Bonus shares are taxed based on the holding period.
Points to note:
1. The holding period, acquisition cost and hence capital gains for the original and bonus shares are calculated separately.
2. The acquisition cost for bonus shares is considered to be 0.
For example:
- Mr Rakesh buys 100 shares of Tata Motors in June 2019 at Rs. 200 per share.
- The company announces a bonus issue in a 1:1 ratio in January 2021- For every share held, a shareholder is allotted 1 bonus share. Hence, Mr Rakesh is allotted 100 bonus shares.
- In March 2021, he sells these 200 shares at Rs. 300 per share.
Since the capital gains for the original shares and bonus shares are computed separately:
- The original 100 shares were held for more than 1 year and hence LTCG tax will be applicable.
- The bonus 100 shares were held for less than 1 year and hence STCG tax will be applicable.
- The acquisition cost considered for bonus shares is 0. Hence the capital gain on the sale of bonus shares is equal to its selling price.
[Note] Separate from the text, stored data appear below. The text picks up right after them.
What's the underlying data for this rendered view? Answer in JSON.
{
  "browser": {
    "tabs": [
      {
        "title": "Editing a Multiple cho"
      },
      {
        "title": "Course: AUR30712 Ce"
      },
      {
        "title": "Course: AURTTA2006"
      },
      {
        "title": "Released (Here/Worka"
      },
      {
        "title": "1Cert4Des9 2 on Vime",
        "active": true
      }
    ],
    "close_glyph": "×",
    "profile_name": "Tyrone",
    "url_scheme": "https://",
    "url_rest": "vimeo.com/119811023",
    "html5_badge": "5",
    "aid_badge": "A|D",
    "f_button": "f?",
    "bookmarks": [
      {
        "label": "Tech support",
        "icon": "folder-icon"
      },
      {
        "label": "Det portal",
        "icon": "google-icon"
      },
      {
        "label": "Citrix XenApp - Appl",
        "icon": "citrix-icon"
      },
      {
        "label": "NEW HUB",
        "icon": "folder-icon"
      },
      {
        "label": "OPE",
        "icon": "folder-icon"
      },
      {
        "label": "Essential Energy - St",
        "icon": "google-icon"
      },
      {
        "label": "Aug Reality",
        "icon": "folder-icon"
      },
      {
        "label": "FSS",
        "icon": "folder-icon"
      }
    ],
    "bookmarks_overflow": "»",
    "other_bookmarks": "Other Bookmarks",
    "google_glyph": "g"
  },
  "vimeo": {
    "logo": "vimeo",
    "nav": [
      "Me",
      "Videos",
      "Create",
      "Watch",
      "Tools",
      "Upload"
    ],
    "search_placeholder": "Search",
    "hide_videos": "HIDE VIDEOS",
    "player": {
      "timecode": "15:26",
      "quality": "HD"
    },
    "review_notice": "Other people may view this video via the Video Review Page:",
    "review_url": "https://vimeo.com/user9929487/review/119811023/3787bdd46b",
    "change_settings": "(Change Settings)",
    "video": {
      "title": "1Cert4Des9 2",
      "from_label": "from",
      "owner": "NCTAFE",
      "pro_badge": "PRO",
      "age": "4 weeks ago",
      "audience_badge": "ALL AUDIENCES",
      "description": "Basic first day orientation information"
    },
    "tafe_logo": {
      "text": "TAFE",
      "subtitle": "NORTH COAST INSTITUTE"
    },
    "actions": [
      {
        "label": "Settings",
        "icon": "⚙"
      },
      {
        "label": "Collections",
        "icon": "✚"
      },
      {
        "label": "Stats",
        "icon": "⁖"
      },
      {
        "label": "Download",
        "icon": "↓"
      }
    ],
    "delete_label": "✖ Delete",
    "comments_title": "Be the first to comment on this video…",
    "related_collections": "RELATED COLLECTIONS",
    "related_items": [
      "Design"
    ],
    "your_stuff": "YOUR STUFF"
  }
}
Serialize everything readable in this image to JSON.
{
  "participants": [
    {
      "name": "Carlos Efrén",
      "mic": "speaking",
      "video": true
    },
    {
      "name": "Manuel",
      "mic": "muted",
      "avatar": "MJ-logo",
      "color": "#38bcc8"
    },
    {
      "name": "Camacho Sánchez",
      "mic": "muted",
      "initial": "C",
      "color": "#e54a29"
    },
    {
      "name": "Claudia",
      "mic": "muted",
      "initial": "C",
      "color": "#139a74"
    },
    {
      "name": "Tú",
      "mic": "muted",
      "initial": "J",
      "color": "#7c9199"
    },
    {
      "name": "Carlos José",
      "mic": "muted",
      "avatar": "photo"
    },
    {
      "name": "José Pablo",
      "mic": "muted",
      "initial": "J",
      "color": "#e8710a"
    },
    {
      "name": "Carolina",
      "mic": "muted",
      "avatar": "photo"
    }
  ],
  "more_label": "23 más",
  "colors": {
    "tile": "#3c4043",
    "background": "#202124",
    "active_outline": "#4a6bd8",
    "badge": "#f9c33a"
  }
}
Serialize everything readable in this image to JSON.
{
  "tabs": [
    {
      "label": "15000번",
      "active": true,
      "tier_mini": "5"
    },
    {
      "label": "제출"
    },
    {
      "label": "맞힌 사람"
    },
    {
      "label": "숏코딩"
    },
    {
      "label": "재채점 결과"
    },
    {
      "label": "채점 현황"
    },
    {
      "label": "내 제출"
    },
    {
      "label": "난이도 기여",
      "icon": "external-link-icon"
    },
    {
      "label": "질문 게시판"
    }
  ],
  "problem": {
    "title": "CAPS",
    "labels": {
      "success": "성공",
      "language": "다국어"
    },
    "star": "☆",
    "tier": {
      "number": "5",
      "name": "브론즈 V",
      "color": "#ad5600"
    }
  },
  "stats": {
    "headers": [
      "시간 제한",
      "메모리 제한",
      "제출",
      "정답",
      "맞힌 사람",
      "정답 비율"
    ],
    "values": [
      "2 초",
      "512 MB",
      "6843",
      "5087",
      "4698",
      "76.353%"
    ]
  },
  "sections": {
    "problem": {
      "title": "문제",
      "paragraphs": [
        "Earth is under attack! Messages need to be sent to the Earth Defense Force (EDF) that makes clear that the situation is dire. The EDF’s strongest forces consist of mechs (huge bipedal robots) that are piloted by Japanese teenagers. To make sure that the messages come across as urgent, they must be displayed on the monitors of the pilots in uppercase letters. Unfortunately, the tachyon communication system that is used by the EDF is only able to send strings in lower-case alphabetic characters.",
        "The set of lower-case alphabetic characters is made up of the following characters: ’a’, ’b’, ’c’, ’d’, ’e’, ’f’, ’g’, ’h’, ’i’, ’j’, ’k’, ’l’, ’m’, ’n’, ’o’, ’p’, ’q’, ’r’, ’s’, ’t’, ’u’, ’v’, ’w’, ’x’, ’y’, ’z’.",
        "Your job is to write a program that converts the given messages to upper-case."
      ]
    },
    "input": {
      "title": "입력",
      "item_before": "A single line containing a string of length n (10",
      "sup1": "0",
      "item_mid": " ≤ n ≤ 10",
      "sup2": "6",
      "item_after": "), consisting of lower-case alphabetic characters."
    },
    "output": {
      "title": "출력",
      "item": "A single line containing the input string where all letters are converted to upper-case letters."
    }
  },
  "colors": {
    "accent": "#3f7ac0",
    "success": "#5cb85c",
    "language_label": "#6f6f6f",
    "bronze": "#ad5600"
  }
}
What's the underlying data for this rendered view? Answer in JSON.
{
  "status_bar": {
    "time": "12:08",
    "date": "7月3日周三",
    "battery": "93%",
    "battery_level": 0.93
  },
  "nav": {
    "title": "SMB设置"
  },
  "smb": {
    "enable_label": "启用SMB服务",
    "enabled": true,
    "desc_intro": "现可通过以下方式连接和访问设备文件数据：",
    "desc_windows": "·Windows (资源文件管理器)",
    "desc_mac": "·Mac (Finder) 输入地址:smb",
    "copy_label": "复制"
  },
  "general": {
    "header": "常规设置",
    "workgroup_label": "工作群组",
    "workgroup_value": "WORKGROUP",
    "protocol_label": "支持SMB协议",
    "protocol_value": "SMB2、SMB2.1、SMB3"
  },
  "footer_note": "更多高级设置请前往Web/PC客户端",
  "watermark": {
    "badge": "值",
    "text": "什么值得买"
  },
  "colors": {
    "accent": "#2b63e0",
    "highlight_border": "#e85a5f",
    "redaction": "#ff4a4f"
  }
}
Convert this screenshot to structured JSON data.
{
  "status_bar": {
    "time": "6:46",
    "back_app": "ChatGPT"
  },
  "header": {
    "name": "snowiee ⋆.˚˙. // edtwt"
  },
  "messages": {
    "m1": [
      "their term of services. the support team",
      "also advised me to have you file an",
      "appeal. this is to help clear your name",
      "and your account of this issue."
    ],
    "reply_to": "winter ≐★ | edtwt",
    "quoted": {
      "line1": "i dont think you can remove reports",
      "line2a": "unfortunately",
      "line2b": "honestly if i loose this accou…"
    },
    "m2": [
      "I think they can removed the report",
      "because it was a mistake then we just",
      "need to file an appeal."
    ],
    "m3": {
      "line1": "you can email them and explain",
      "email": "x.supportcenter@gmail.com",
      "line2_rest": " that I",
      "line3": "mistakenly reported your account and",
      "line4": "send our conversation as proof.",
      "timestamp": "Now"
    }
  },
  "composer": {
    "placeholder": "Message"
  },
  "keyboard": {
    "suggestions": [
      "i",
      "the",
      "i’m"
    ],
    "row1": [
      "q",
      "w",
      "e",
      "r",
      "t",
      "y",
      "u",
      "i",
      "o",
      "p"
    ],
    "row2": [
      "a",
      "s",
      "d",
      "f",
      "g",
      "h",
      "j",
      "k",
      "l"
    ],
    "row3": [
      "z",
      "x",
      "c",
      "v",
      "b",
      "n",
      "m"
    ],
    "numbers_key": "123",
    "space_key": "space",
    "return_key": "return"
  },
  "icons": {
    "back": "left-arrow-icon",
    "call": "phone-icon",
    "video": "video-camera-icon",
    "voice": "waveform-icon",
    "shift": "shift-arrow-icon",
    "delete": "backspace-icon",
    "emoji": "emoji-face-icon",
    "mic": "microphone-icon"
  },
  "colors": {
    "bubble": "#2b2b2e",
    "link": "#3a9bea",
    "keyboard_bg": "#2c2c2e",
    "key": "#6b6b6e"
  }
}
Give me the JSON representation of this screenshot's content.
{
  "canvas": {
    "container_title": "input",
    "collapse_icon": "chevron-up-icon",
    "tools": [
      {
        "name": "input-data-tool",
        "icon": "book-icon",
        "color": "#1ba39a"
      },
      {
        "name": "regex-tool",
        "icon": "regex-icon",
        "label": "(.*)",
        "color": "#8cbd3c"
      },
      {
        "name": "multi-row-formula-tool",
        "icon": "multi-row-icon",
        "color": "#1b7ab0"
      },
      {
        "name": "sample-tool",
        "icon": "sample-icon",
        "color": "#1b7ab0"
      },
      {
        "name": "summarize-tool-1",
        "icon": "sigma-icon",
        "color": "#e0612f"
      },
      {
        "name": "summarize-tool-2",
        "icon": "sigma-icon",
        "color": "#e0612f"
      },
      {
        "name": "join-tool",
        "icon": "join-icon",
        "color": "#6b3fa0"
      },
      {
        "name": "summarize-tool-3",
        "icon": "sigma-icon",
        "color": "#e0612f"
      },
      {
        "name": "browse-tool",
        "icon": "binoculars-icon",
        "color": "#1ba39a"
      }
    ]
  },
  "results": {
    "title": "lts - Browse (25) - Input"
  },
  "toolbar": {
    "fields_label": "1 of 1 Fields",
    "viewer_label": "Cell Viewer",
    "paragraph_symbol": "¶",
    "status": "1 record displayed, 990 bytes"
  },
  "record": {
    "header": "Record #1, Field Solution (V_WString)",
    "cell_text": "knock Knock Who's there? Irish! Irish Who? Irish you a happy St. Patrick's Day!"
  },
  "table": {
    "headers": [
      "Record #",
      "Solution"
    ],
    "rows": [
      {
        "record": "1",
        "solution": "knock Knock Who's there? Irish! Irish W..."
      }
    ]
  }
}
Particulars | Original Shares (Qty x Price) | Amount | Bonus Share (Qty x Price) | Amount |
Purchase Price | 100 x 200 | Rs. 20,000 | 100 x NIL | NIL |
Sale Price | 100 x 300 | Rs. 30,000 | 100 x 300 | Rs. 30,000 |
Capital Gain | Rs. 10,000 | Rs. 30,000 | ||
Holding Period | more than 12 months | less than 12 months | ||
Type of Capital Gain | LTCG | STCG |
No tax is levied at the time of the allotment of bonus shares. Taxes are applicable only on the sale of these shares.